In the language sciences, observational designs encompass all forms of data acquisition and collection where the subjects are observed in their “natural habitat”. Hence, observational or behavioral designs are the most natural and thus have high external validity which means that we can assume that the results are transferable to the real world. The most common type of this design are corpus studies in which texts (which encompasses both written and transcribed spoken language) are searched for the occurrence of certain linguistic patterns and then correlated with some other feature, the use of a certain linguistic construction such as a specific suffix or a fixed expression like in order that in two different time periods or dialects.

The cost and labor intensity of corpus studies depends heavily upon if the corpus that you want to use has already been compiled - if the corpus is already available, the the costs and labor intensity are minimal but they can be high if the corpus has to be compiled first. However, even compiling a corpus can be comparatively easy and cheap, for example, if you compile a corpus consisting of a collection of texts that are available online but the costs can be substantive if you, for example, first need to record and transcribe spoken language in the field).

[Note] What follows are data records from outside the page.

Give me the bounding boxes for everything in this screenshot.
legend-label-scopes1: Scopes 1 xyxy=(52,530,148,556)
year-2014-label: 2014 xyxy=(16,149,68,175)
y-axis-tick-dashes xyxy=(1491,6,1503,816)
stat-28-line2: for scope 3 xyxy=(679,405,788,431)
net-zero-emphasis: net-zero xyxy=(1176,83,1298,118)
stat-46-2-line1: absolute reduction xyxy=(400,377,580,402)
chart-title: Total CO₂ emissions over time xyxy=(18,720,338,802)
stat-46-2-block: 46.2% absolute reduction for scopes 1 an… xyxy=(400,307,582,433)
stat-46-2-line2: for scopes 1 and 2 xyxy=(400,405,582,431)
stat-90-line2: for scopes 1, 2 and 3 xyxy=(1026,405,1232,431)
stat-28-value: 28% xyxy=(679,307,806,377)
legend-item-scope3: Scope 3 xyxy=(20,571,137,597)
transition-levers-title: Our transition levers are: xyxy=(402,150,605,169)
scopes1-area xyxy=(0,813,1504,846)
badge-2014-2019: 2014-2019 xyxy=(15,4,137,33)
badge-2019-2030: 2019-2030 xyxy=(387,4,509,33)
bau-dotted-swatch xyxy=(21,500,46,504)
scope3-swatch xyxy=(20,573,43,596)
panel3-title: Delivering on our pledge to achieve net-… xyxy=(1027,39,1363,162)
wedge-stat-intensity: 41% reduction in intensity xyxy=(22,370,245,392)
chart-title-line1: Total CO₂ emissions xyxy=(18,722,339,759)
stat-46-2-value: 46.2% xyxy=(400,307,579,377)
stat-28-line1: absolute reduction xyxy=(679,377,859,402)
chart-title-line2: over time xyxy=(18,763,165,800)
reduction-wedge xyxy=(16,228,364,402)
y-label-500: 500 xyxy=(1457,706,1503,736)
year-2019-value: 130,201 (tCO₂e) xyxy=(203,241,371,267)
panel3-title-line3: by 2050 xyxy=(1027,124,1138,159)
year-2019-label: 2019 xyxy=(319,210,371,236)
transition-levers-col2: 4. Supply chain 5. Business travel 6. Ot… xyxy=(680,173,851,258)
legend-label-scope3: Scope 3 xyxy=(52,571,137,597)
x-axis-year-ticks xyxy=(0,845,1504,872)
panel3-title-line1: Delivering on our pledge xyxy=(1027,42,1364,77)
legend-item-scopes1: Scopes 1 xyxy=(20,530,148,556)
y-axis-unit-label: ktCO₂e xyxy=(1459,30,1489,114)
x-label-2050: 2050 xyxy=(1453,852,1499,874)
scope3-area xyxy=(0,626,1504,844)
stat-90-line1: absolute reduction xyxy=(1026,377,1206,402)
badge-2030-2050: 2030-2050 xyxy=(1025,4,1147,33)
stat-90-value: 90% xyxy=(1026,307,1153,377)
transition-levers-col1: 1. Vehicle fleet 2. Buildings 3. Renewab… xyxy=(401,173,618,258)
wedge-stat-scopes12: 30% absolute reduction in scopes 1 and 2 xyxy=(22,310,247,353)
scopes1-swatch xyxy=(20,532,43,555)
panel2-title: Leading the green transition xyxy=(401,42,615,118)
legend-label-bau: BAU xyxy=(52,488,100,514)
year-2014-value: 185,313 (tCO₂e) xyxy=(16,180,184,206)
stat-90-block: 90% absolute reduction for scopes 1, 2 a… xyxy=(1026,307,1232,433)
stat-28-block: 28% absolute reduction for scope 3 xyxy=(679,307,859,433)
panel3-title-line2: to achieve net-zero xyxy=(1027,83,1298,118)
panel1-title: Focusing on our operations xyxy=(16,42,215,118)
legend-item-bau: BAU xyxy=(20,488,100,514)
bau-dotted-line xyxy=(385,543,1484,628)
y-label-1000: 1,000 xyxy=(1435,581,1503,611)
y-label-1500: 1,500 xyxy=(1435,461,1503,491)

The problem with observational designs are that the contexts in which the data were collected were not controlled with means that the results are more likely to be affected by contextual or confounding factors that the researchers have no control over or don’t even know about.

Archival research and reviews

Archival research is more common in historical linguistics where researchers look for primary texts or records in archives. However, archival research also encompasses digital archives such as libraries which means that systematic literature reviews also fall under this research design.

The advantages of archival research designs are that the data collections is typically comparatively easy and associated with minimal costs. Also, depending on the phenomenon, the access to the phenomenon can be quite indirect, for example, entirely filtered through the eyes of eye witnesses or experts.

Introspection

Introspection has been the dominant form of “data collection” in the 20^th century and it is strongly connected to what is called armchair linguistics (linguists coming to insights about language by musing about what they can or would say and what they could or would not say). Introspection is, of course, by far the easiest and cheapest way to “collect data”. Unfortunately, introspection is subjective and can be heavily biased by the expectations and theoretical framework of subjects. Nonetheless, introspection can be and is extremely useful in particular regarding hypothesis generation and finding potential predictors for a certain linguistic behavior that can then be tested empirically.

Since the 1990s and the rise of empirical linguistics, which is characterized by the employment of both experimental designs as well as corpus linguistics and increased use of questionnaire designs, introspection has been relegated to playing a part of other designs while only rarely being used as the sole source of data collection.

Questionnaire designs

Questionnaire designs represent any method of data collection where respondents are asked to provide (conscious) information to answers or ratings/evaluations to prompts (such as statements). The process to ask for information from respondents is called elicitation.

In addition to surveys which ask for socio-demographic information about speakers or about language use and language background information, questionnaires frequently ask respondents to rate their agreement with items, or the likelihood, frequency, or acceptability of items on Likert scales. A Likert scale, pronounced /lick.ert/ and named after the psychologist Rensis Likert, and often ranges from strongly disagree to strongly agree (or analogously from never to very frequently or extremely unlikely to extremely likely). Typically, respondents are given 5 or 7 options with the endpoints noted above representing the endpoints and respondents are asked to select the options that best matches their evaluation.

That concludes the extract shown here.